The patent is titled “predicting user state using machine learning,” so it doesn’t explicitly mention drunkenness or drug use. But its contents, which speak of “uncharacteristic user states” and “identifying a normal or abnormal state of the respective user,” suggest such matters may be at the center of the idea. Other conditions that could also conceivably lead to uncharacteristic behavior by a rider could also include extreme tiredness.
According to the filing, the way it works is that A.I. would be built into the app and would monitor behavior such as typing speed and accuracy, as well as walking speed and direction, before interpreting the data to determine whether the rider sober or not. So if you’re typing slower than usual, making more mistakes than you ordinarily do, and perhaps dropping the phone or staggering, the software is likely to conclude that you’re intoxicated.
The algorithm could also make use of time and location data, taking special note of whether or not the ride request is coming from an entertainment area with bars and clubs at the end of the night.

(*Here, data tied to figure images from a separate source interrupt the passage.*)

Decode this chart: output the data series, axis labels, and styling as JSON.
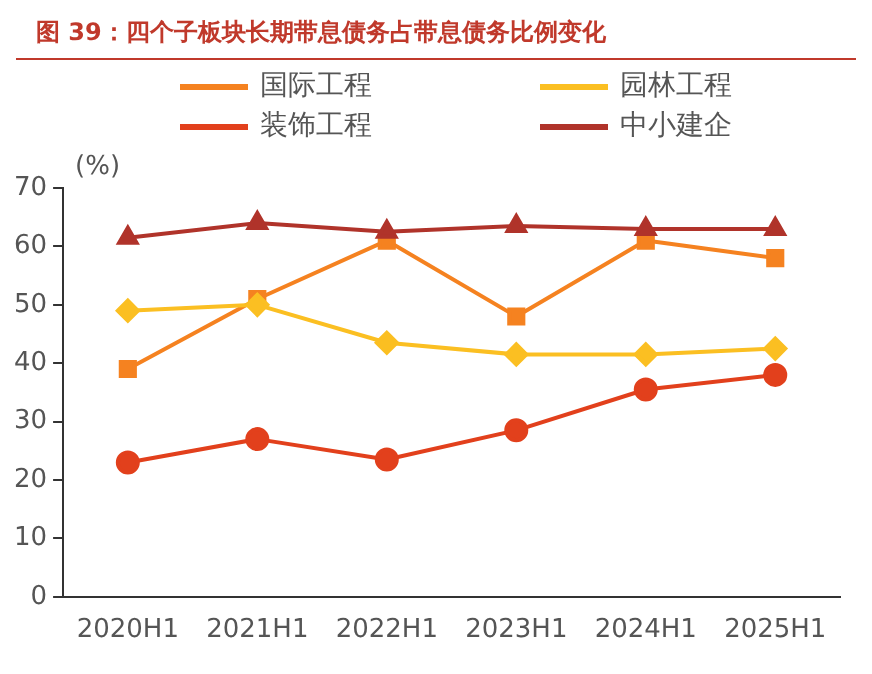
{
  "chart_data": {
    "type": "line",
    "title": "图 39：四个子板块长期带息债务占带息债务比例变化",
    "ylabel": "(%)",
    "categories": [
      "2020H1",
      "2021H1",
      "2022H1",
      "2023H1",
      "2024H1",
      "2025H1"
    ],
    "series": [
      {
        "name": "国际工程",
        "color": "#f58220",
        "marker": "square",
        "values": [
          39,
          51,
          61,
          48,
          61,
          58
        ]
      },
      {
        "name": "园林工程",
        "color": "#fbbf22",
        "marker": "diamond",
        "values": [
          49,
          50,
          43.5,
          41.5,
          41.5,
          42.5
        ]
      },
      {
        "name": "装饰工程",
        "color": "#e2401c",
        "marker": "circle",
        "values": [
          23,
          27,
          23.5,
          28.5,
          35.5,
          38
        ]
      },
      {
        "name": "中小建企",
        "color": "#b0332a",
        "marker": "triangle",
        "values": [
          61.5,
          64,
          62.5,
          63.5,
          63,
          63
        ]
      }
    ],
    "ylim": [
      0,
      70
    ],
    "yticks": [
      0,
      10,
      20,
      30,
      40,
      50,
      60,
      70
    ],
    "grid": false,
    "legend": "top",
    "line_style": "solid"
  }
}
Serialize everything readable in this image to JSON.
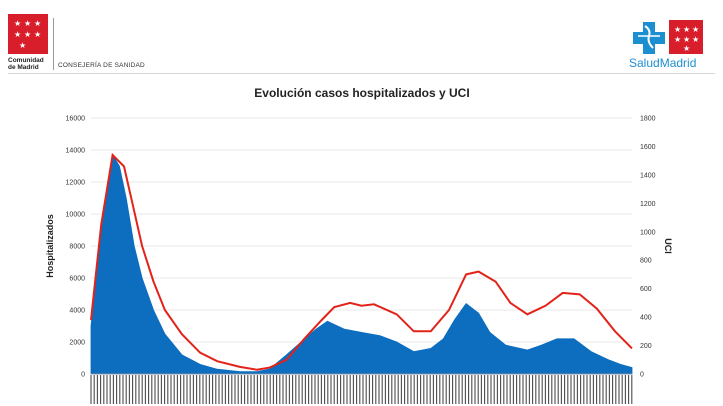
{
  "header": {
    "org_name": "Comunidad de Madrid",
    "org_line1": "Comunidad",
    "org_line2": "de Madrid",
    "department": "CONSEJERÍA DE SANIDAD",
    "brand_left": "Salud",
    "brand_right": "Madrid",
    "flag_icon": "madrid-flag-icon",
    "cross_icon": "health-cross-icon",
    "colors": {
      "flag": "#d81e2b",
      "brand": "#1c8fd1",
      "star": "#ffffff"
    }
  },
  "chart_data": {
    "type": "area",
    "title": "Evolución casos hospitalizados y UCI",
    "ylabel": "Hospitalizados",
    "ylabel_right": "UCI",
    "ylim": [
      0,
      16000
    ],
    "ylim_right": [
      0,
      1800
    ],
    "yticks": [
      "0",
      "2000",
      "4000",
      "6000",
      "8000",
      "10000",
      "12000",
      "14000",
      "16000"
    ],
    "yticks_right": [
      "0",
      "200",
      "400",
      "600",
      "800",
      "1000",
      "1200",
      "1400",
      "1600",
      "1800"
    ],
    "x_range": [
      "2020-03-01",
      "2021-06-20"
    ],
    "x_tick_label": "DD/MM/YYYY (daily, rotated, illegible)",
    "grid": true,
    "legend": "none",
    "series": [
      {
        "axis": "left",
        "kind": "area",
        "color": "#0d6dbf",
        "x": [
          "2020-03-01",
          "2020-03-10",
          "2020-03-20",
          "2020-03-26",
          "2020-04-01",
          "2020-04-08",
          "2020-04-15",
          "2020-04-25",
          "2020-05-05",
          "2020-05-20",
          "2020-06-05",
          "2020-06-20",
          "2020-07-10",
          "2020-07-25",
          "2020-08-05",
          "2020-08-20",
          "2020-09-05",
          "2020-09-15",
          "2020-09-25",
          "2020-10-10",
          "2020-10-25",
          "2020-11-10",
          "2020-11-25",
          "2020-12-10",
          "2020-12-25",
          "2021-01-05",
          "2021-01-15",
          "2021-01-25",
          "2021-02-05",
          "2021-02-15",
          "2021-03-01",
          "2021-03-20",
          "2021-04-01",
          "2021-04-15",
          "2021-04-30",
          "2021-05-15",
          "2021-05-30",
          "2021-06-10",
          "2021-06-20"
        ],
        "values": [
          3000,
          9000,
          13700,
          13000,
          11000,
          8000,
          6000,
          4000,
          2500,
          1200,
          600,
          300,
          150,
          150,
          300,
          1200,
          2200,
          2800,
          3300,
          2800,
          2600,
          2400,
          2000,
          1400,
          1600,
          2200,
          3400,
          4400,
          3800,
          2600,
          1800,
          1500,
          1800,
          2200,
          2200,
          1400,
          900,
          600,
          400
        ]
      },
      {
        "axis": "right",
        "kind": "line",
        "color": "#e2231a",
        "x": [
          "2020-03-01",
          "2020-03-10",
          "2020-03-20",
          "2020-03-30",
          "2020-04-05",
          "2020-04-15",
          "2020-04-25",
          "2020-05-05",
          "2020-05-20",
          "2020-06-05",
          "2020-06-20",
          "2020-07-10",
          "2020-07-25",
          "2020-08-05",
          "2020-08-20",
          "2020-09-05",
          "2020-09-20",
          "2020-10-01",
          "2020-10-15",
          "2020-10-25",
          "2020-11-05",
          "2020-11-25",
          "2020-12-10",
          "2020-12-25",
          "2021-01-10",
          "2021-01-25",
          "2021-02-05",
          "2021-02-20",
          "2021-03-05",
          "2021-03-20",
          "2021-04-05",
          "2021-04-20",
          "2021-05-05",
          "2021-05-20",
          "2021-06-05",
          "2021-06-20"
        ],
        "values": [
          380,
          1050,
          1540,
          1460,
          1250,
          900,
          650,
          450,
          280,
          150,
          90,
          50,
          30,
          45,
          100,
          250,
          380,
          470,
          500,
          480,
          490,
          420,
          300,
          300,
          450,
          700,
          720,
          650,
          500,
          420,
          480,
          570,
          560,
          460,
          300,
          180
        ]
      }
    ]
  }
}
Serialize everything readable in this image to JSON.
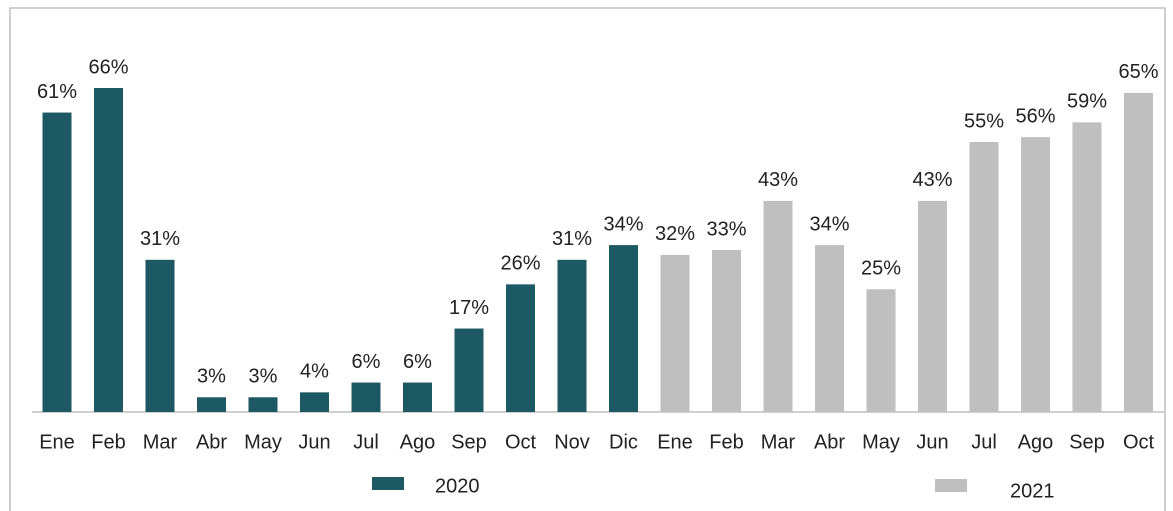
{
  "chart_data": {
    "type": "bar",
    "categories": [
      "Ene",
      "Feb",
      "Mar",
      "Abr",
      "May",
      "Jun",
      "Jul",
      "Ago",
      "Sep",
      "Oct",
      "Nov",
      "Dic",
      "Ene",
      "Feb",
      "Mar",
      "Abr",
      "May",
      "Jun",
      "Jul",
      "Ago",
      "Sep",
      "Oct"
    ],
    "series": [
      {
        "name": "2020",
        "color": "#1d5962",
        "values": [
          61,
          66,
          31,
          3,
          3,
          4,
          6,
          6,
          17,
          26,
          31,
          34,
          null,
          null,
          null,
          null,
          null,
          null,
          null,
          null,
          null,
          null
        ],
        "value_labels": [
          "61%",
          "66%",
          "31%",
          "3%",
          "3%",
          "4%",
          "6%",
          "6%",
          "17%",
          "26%",
          "31%",
          "34%",
          null,
          null,
          null,
          null,
          null,
          null,
          null,
          null,
          null,
          null
        ]
      },
      {
        "name": "2021",
        "color": "#bfbfbf",
        "values": [
          null,
          null,
          null,
          null,
          null,
          null,
          null,
          null,
          null,
          null,
          null,
          null,
          32,
          33,
          43,
          34,
          25,
          43,
          55,
          56,
          59,
          65
        ],
        "value_labels": [
          null,
          null,
          null,
          null,
          null,
          null,
          null,
          null,
          null,
          null,
          null,
          null,
          "32%",
          "33%",
          "43%",
          "34%",
          "25%",
          "43%",
          "55%",
          "56%",
          "59%",
          "65%"
        ]
      }
    ]
  }
}
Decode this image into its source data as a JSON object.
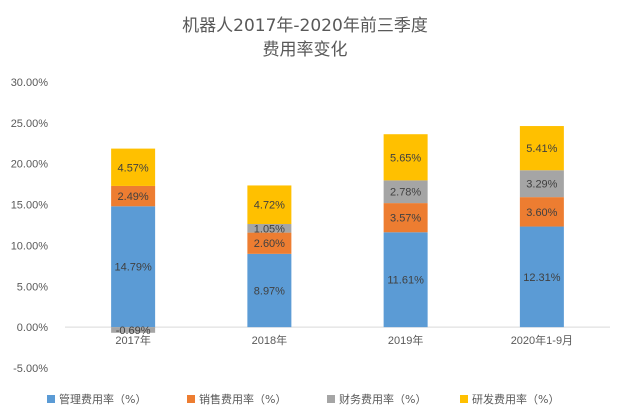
{
  "chart_data": {
    "type": "bar",
    "stacked": true,
    "title_lines": [
      "机器人2017年-2020年前三季度",
      "费用率变化"
    ],
    "categories": [
      "2017年",
      "2018年",
      "2019年",
      "2020年1-9月"
    ],
    "y_ticks": [
      "-5.00%",
      "0.00%",
      "5.00%",
      "10.00%",
      "15.00%",
      "20.00%",
      "25.00%",
      "30.00%"
    ],
    "ylim": [
      -0.05,
      0.3
    ],
    "grid": false,
    "legend_position": "bottom",
    "series": [
      {
        "name": "管理费用率（%）",
        "color": "#5B9BD5",
        "values": [
          0.1479,
          0.0897,
          0.1161,
          0.1231
        ],
        "labels": [
          "14.79%",
          "8.97%",
          "11.61%",
          "12.31%"
        ]
      },
      {
        "name": "销售费用率（%）",
        "color": "#ED7D31",
        "values": [
          0.0249,
          0.026,
          0.0357,
          0.036
        ],
        "labels": [
          "2.49%",
          "2.60%",
          "3.57%",
          "3.60%"
        ]
      },
      {
        "name": "财务费用率（%）",
        "color": "#A5A5A5",
        "values": [
          -0.0069,
          0.0105,
          0.0278,
          0.0329
        ],
        "labels": [
          "-0.69%",
          "1.05%",
          "2.78%",
          "3.29%"
        ]
      },
      {
        "name": "研发费用率（%）",
        "color": "#FFC000",
        "values": [
          0.0457,
          0.0472,
          0.0565,
          0.0541
        ],
        "labels": [
          "4.57%",
          "4.72%",
          "5.65%",
          "5.41%"
        ]
      }
    ]
  }
}
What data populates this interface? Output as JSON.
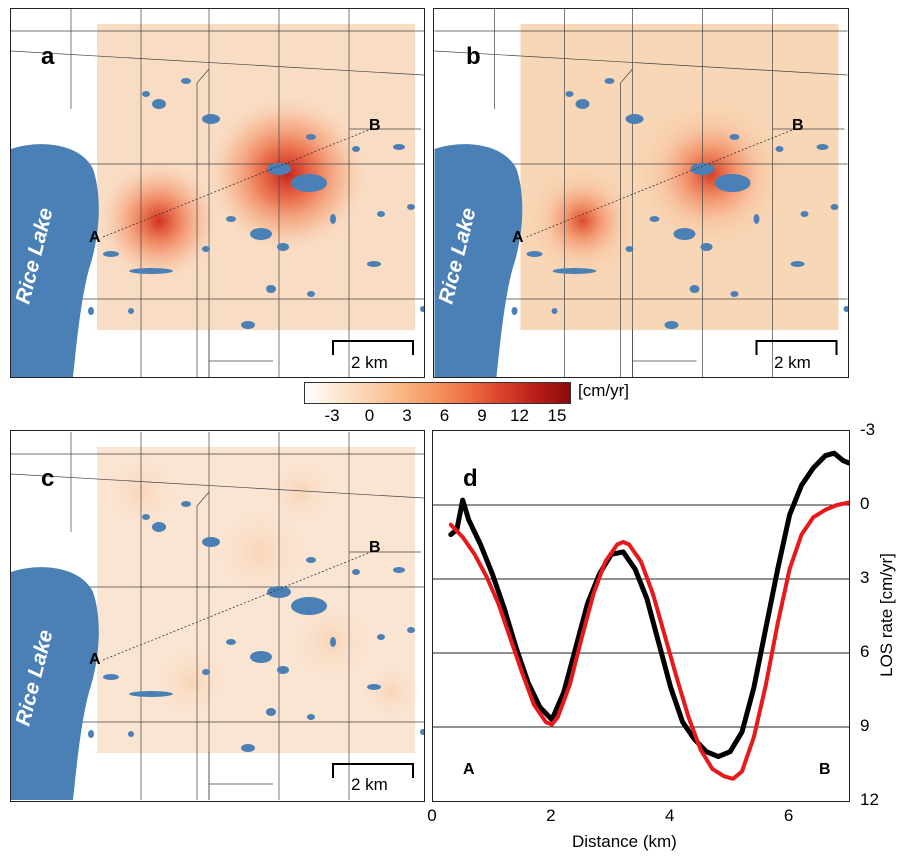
{
  "panels": {
    "a": {
      "label": "a",
      "point_a": "A",
      "point_b": "B",
      "lake": "Rice Lake",
      "scale": "2 km"
    },
    "b": {
      "label": "b",
      "point_a": "A",
      "point_b": "B",
      "lake": "Rice Lake",
      "scale": "2 km"
    },
    "c": {
      "label": "c",
      "point_a": "A",
      "point_b": "B",
      "lake": "Rice Lake",
      "scale": "2 km"
    },
    "d": {
      "label": "d",
      "point_a": "A",
      "point_b": "B"
    }
  },
  "colorbar": {
    "unit": "[cm/yr]",
    "ticks": [
      "-3",
      "0",
      "3",
      "6",
      "9",
      "12",
      "15"
    ],
    "range": [
      -3,
      15
    ],
    "colors": [
      "#ffffff",
      "#fde7d2",
      "#fcd0ab",
      "#f9b382",
      "#f5935d",
      "#ec6b40",
      "#d9402a",
      "#b81d18",
      "#8b0a0a"
    ]
  },
  "colors": {
    "water": "#4a80b5",
    "model_line": "#e8191c",
    "observed_line": "#000000",
    "road": "#444444"
  },
  "chart_data": {
    "type": "line",
    "xlabel": "Distance (km)",
    "ylabel": "LOS rate [cm/yr]",
    "xlim": [
      0,
      7
    ],
    "ylim": [
      12,
      -3
    ],
    "xticks": [
      "0",
      "2",
      "4",
      "6"
    ],
    "yticks": [
      "-3",
      "0",
      "3",
      "6",
      "9",
      "12"
    ],
    "grid_y": [
      0,
      3,
      6,
      9
    ],
    "series": [
      {
        "color": "#000000",
        "x": [
          0.3,
          0.4,
          0.5,
          0.6,
          0.8,
          1.0,
          1.2,
          1.4,
          1.6,
          1.8,
          2.0,
          2.2,
          2.4,
          2.6,
          2.8,
          3.0,
          3.2,
          3.4,
          3.6,
          3.8,
          4.0,
          4.2,
          4.4,
          4.6,
          4.8,
          5.0,
          5.2,
          5.4,
          5.6,
          5.8,
          6.0,
          6.2,
          6.4,
          6.6,
          6.75,
          6.9,
          7.0
        ],
        "y": [
          1.2,
          1.0,
          -0.2,
          0.6,
          1.6,
          2.8,
          4.2,
          5.8,
          7.2,
          8.2,
          8.7,
          7.6,
          5.8,
          4.0,
          2.8,
          2.0,
          1.9,
          2.6,
          3.8,
          5.6,
          7.4,
          8.8,
          9.5,
          10.0,
          10.2,
          10.0,
          9.2,
          7.4,
          5.0,
          2.6,
          0.4,
          -0.8,
          -1.5,
          -2.0,
          -2.1,
          -1.8,
          -1.7
        ]
      },
      {
        "color": "#e8191c",
        "x": [
          0.3,
          0.5,
          0.7,
          0.9,
          1.1,
          1.3,
          1.5,
          1.7,
          1.9,
          2.0,
          2.1,
          2.3,
          2.5,
          2.7,
          2.9,
          3.1,
          3.2,
          3.3,
          3.5,
          3.7,
          3.9,
          4.1,
          4.3,
          4.5,
          4.7,
          4.9,
          5.05,
          5.2,
          5.4,
          5.6,
          5.8,
          6.0,
          6.2,
          6.4,
          6.6,
          6.8,
          7.0
        ],
        "y": [
          0.8,
          1.3,
          2.0,
          2.9,
          4.0,
          5.4,
          6.8,
          8.1,
          8.8,
          8.9,
          8.6,
          7.3,
          5.4,
          3.6,
          2.3,
          1.6,
          1.5,
          1.6,
          2.3,
          3.6,
          5.3,
          7.0,
          8.6,
          9.9,
          10.7,
          11.0,
          11.1,
          10.8,
          9.4,
          7.3,
          4.8,
          2.6,
          1.2,
          0.5,
          0.2,
          0.0,
          -0.1
        ]
      }
    ]
  }
}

If the system concludes that the rider is intoxicated, it could deal with the Uber request in a number of ways. For example, it might match the compromised rider with a more experienced driver, or one trained to handle such potentially disorderly passengers. It might also prevent drunk riders from taking a pooled ride. At the very least, it would serve as notice to the Uber driver that the rider may be an unsavory character. Of course, if the algorithm detects someone in a particularly bad state, a driver may simply refuse to pick them up .
Some Uber riders, however, may find the idea expressed in Uber’s patent somewhat troubling, especially as it could offer a way for predatory drivers to target vulnerable riders who may not be in full control of their faculties.
Privacy advocates, too, may not like the sound of it. Uber doesn’t have the best track record when it comes to handling customer data, and holding information on when its riders are perceived to be drunk or sober may leave some riders feeling uncomfortable.